Data Visualizations:
Transitioning to Tableau, the SQL query findings were used as a basis to create a variety of visualizations. Each visualization aimed to reveal patterns, trends, and relationships within the dataset. Notable visualizations included:
- Bar Graphs: Customer demographics, total sales by product category, highest spending consumer analysis.
- Area and Bar Graphs: Average discount percentage vs total sales throughout the year.
- Packed Bubble Chart: Total spending distribution across locations.
- Treemaps: Product categories by total sales.
- Customer Demographic Dashboard: Highlights gender distribution by location.
- Sales Analysis Dashboard: Analyzes total sales by product category, transactional patterns, and customer distribution by gender and tenure range.
- Location Analysis Dashboard: Explores total spending distribution across locations and product categories.
- Consumer Spending Dashboard: Focuses on the highest spending consumers and their product breakdown.
- Coupon Engagement Dashboard: Analyzes coupon engagement by percentage and throughout the year.
- Online Shopping Insights Hub: Integrates all five dashboards into a single interface, offering in-depth analysis of insights and patterns.
Files Included:
- 'Individual Visualizations': The individual visualizations created in Tableau based on SQL query findings.

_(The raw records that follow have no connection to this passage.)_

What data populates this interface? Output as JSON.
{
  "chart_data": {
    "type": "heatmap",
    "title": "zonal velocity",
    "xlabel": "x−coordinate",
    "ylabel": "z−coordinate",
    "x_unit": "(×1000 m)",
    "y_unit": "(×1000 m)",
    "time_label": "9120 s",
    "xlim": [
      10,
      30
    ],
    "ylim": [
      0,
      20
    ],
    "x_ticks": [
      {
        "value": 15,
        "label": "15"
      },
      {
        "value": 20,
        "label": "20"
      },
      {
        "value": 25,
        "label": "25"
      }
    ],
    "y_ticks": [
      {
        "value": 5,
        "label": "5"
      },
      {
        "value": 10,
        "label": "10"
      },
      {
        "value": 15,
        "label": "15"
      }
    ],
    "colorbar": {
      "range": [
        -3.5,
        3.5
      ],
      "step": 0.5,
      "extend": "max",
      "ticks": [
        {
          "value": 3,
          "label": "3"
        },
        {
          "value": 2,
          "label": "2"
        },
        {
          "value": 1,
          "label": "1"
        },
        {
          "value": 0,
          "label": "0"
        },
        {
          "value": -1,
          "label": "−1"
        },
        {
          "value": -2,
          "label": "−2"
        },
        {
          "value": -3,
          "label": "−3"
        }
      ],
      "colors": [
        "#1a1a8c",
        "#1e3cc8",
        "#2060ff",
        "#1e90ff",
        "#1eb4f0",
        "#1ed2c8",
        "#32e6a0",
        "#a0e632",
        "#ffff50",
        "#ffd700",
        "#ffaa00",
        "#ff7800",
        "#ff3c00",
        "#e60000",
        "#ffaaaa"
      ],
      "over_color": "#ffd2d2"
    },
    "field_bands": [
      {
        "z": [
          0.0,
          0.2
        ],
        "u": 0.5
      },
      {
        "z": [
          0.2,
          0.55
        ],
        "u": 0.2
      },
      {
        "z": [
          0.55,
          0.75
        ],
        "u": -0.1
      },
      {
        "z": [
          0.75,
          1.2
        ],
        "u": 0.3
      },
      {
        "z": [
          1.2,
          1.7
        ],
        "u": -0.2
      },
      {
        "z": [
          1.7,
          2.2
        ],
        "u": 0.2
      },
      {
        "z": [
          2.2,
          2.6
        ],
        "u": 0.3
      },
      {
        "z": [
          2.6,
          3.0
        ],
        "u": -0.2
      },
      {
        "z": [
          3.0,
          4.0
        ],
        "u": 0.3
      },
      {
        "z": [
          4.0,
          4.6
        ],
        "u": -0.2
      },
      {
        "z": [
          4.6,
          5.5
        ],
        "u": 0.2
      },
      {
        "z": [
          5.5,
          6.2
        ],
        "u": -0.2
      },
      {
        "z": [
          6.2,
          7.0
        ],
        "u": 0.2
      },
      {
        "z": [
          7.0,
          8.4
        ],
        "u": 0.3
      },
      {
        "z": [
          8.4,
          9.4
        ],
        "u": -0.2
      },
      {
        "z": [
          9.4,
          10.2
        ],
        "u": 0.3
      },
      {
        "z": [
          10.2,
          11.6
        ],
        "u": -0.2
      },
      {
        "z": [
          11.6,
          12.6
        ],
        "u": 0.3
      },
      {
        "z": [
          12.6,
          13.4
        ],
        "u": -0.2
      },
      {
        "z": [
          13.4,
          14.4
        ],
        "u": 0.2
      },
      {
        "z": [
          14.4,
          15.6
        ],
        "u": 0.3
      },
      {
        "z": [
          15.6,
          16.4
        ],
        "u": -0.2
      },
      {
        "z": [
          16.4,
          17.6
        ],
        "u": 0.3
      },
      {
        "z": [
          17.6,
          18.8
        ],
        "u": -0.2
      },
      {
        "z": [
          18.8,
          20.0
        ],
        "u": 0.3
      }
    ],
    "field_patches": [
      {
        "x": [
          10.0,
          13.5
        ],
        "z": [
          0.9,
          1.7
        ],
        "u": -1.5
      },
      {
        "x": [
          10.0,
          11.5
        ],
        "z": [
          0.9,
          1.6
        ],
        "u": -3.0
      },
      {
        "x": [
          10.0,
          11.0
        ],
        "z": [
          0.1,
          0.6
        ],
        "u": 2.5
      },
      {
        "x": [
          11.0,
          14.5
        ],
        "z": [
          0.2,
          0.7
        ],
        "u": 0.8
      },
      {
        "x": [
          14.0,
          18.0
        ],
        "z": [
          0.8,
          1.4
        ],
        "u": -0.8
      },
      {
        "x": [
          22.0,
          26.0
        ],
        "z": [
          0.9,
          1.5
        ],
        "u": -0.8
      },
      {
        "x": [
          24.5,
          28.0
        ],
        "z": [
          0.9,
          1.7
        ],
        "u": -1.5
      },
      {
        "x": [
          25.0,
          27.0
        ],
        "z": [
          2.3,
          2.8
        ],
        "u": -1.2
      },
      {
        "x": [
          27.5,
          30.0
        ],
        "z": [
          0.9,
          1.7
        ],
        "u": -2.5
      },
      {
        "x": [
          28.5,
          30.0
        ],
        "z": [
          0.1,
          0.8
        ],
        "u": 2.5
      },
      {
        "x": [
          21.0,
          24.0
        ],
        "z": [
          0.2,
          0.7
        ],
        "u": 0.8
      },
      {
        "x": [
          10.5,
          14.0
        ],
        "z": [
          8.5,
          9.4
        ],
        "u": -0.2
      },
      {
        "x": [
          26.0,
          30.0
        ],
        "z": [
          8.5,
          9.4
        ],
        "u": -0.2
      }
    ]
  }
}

- 'Dashboards': The interactive dashboards created on Tableau. Note: These are just images of the interactive dashboards.
- 'README.md': This file provides an overview of the project.
- 'create_database.sql': The Raw SQL query for constructing the relational database.
- 'analyze_data.sql': The Raw SQL query for extensive dataset exploration.
- 'er-diagram.png': This file provides a simple ER diagram depicting the relational database structure.
- 'online_shopping_analytics.twbx': This Tableau file compromises all the data visualizations and interactive dashboards.
Conclusion:
- Customer Demographic: The Customer Demographic Dashboard reveals a notable gender distribution, with a significant skew towards females across all locations. Additionally, female customers exhibit a longer average tenure on the platform compared to their male counterparts. Further exploration is recommended to understand the gender distribution concerning specific product categories.
- Sales Analysis: The Sales Analysis Dashboard uncovers that office items dominate in terms of the number of sales, constituting 37% of the platform's total sales. Surprisingly, offline spending contributes significantly to the overall customer expenditure, meaning that in-store sales are still superior to online sales. Contrary to initial assumptions, the correlation between discounts and total sales or customer spending is not as substantial.
- Location Analysis: The Location Analysis Dashboard highlights the outstanding performance of Chicago and California compared to New York, New Jersey, and Washington D.C. Interestingly, apparels emerge as the leading category in terms of total spending in Chicago and California, contrary to the fact that office items are the most frequently purchased.
- Consumer Spending: Examining the Consumer Spending Dashboard reveals that the highest spending customers predominantly invest in apparel, Nest, office, and drinkware items. This aligns well with the findings in other dashboards concerning product categories.
- Coupon Engagement: The Coupon Engagement Analysis indicates that the coupon usage rate remains relatively constant throughout the year, despite fluctuations in the number of coupons clicked, peaking in August. This suggests that the current coupon discounts may not be compelling enough to significantly impact customer purchasing behavior.